I left it on overnight and then read the Windows event logs the next morning. The sleep event log said: The system is entering sleep. Sleep Reason: System Idle.

Is there a way to stop the system from sleeping after idling for a certain amount of time?

  • Often laptops come with manufactorers own power management software that overrides windows settings. Can you look through the menus to see if this is the case here?
    – Paul
    Jun 14 '12 at 13:43
  • 1
    I'd say the main issue here is that you bought a laptop to be used as a server. It's not even a business class laptop.
    – Bon Gart
    Jun 14 '12 at 15:15

Open the control panel, go to Power Options and click Change plan settings. Then click on Change advanced power settings. Check all settings there, you should find the one which causes the idle shutdown.

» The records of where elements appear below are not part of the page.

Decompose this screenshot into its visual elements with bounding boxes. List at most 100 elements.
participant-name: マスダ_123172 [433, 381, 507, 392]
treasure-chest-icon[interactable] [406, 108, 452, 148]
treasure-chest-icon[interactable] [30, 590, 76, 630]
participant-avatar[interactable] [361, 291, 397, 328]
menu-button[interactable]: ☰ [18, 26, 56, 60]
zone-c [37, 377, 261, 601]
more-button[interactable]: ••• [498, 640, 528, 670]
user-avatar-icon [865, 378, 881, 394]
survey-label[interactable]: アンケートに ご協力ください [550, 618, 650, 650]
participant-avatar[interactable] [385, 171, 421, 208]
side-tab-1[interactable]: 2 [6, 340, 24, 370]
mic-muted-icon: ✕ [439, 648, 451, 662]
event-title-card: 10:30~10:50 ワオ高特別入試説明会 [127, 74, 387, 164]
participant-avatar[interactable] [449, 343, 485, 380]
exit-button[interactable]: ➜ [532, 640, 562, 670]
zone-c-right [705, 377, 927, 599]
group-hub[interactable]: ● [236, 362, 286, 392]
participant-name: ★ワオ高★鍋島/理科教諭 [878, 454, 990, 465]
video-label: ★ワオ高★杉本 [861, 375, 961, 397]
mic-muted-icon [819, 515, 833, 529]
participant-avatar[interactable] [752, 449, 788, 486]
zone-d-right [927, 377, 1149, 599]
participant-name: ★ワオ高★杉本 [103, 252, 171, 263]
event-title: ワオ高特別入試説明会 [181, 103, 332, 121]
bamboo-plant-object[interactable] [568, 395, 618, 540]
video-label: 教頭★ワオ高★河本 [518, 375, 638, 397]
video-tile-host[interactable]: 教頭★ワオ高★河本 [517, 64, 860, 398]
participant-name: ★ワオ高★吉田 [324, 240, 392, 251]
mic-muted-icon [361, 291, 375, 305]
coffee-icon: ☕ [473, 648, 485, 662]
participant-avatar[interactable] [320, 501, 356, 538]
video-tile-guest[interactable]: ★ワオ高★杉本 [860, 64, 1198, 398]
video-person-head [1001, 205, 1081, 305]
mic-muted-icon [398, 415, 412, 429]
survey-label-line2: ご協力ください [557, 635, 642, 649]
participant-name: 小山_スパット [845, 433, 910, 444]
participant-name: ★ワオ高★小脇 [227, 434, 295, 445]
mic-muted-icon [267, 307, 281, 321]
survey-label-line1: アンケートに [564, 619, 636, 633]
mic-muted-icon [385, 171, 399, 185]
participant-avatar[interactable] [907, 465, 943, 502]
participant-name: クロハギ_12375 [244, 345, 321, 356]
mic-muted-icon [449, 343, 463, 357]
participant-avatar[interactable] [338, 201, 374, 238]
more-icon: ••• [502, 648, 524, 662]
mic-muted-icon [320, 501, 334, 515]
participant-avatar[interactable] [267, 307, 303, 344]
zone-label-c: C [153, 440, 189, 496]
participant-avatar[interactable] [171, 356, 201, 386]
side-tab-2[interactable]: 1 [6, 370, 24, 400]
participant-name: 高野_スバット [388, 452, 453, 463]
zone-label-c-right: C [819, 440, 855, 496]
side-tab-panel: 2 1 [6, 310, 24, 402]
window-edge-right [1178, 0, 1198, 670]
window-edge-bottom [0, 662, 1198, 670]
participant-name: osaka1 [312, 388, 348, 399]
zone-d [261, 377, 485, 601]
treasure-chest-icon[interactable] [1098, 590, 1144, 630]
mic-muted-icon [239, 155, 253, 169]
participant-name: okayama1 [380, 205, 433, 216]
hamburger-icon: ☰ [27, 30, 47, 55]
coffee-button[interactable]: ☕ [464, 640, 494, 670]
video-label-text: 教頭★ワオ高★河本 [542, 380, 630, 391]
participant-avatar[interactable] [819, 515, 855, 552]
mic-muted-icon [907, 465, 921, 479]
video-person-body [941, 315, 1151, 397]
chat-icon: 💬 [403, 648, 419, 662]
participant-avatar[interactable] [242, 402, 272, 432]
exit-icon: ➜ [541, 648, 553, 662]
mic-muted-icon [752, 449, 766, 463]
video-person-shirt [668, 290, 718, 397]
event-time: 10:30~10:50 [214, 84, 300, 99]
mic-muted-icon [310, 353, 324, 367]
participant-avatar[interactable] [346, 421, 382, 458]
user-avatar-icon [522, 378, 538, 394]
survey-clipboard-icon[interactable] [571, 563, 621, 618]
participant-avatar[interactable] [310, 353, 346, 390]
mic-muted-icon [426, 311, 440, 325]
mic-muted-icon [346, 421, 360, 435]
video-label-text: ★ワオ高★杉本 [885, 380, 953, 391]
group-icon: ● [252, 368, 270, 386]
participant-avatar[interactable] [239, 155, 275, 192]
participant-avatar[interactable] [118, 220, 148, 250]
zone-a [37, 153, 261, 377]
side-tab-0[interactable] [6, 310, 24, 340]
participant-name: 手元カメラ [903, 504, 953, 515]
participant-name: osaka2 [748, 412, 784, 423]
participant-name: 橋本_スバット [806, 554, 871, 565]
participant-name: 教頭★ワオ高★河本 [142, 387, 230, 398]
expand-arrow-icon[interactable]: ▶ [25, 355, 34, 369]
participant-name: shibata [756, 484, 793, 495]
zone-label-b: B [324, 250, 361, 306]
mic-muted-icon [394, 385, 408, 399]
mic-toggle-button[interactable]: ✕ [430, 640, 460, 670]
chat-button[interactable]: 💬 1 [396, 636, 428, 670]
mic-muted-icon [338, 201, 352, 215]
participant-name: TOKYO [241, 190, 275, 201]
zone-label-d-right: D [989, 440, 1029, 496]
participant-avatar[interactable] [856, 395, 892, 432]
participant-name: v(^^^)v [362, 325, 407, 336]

A guide to changing the power settings can be found here.

  • I never thought to look in advanced settings, because I thought I'd already tried that. It works perfectly now. Thanks for your answer! Jun 15 '12 at 18:13

Lenovo has its own power settings etc.

Check on the task pane near the clock below. Change the Power Settings to never sleep.


It is in the Power Management Advanced Settings tab where Windows still, unfortunately, has hidden all these check boxes in a list format.

The one you want is under:

Sleep > Hibernate After

You can actually type "Never" in there for the plugged in setting.


I am not sure if this is the cause of your specific problem, but a very similar issue gave me more grief than you can imagine. I noticed it was quite common to find my computer completely shut down when left for a longer period of time (an hour or more). This helped me to lose many hours of university work, and when I built a 3D printer, allowing the computer to idle ensured that the computer would shut down and the print would fail. This was getting to be very frustrating.

Of course I looked at everything, windows power options, BIOS power settings, all hardware was stress tested and checked, computer was cleaned, (as I built this computer entirely myself I was a little concerned I had power supply issues or managed to damage the CPU somehow). Despite checking all I could think of, the issue continued.

I checked the event viewer for the 4th time and noticed that Norton was running right before the power would go out. I had already disabled Norton from running tasks automatically (or so I thought).

Turns out that if you mess around in the settings of Norton long enough, and individually edit each scan etc, you will probably find, like I did, that Norton was scheduled to run some crappy scan, only when idle, and then shut the computer off when finished.

Hence no error messages, no power problems, cooling issues, yada yada.

I really hope this helps anybody who is dealing with this frustrating issue.

  • This is a rant, with an extremely vague suggestion at the end of it. Please edit your answer to remove all the redundant information and give more detail about how to actually fix the problem. Sep 5 '15 at 23:20

Please confirm that whether your laptop runs 24 hours. and when you restarts the laptop is it used to be a new start or like from hibernation mode. You can follow "Speakr's" method. b ut remember laptop are not made to be used as servers or a game station.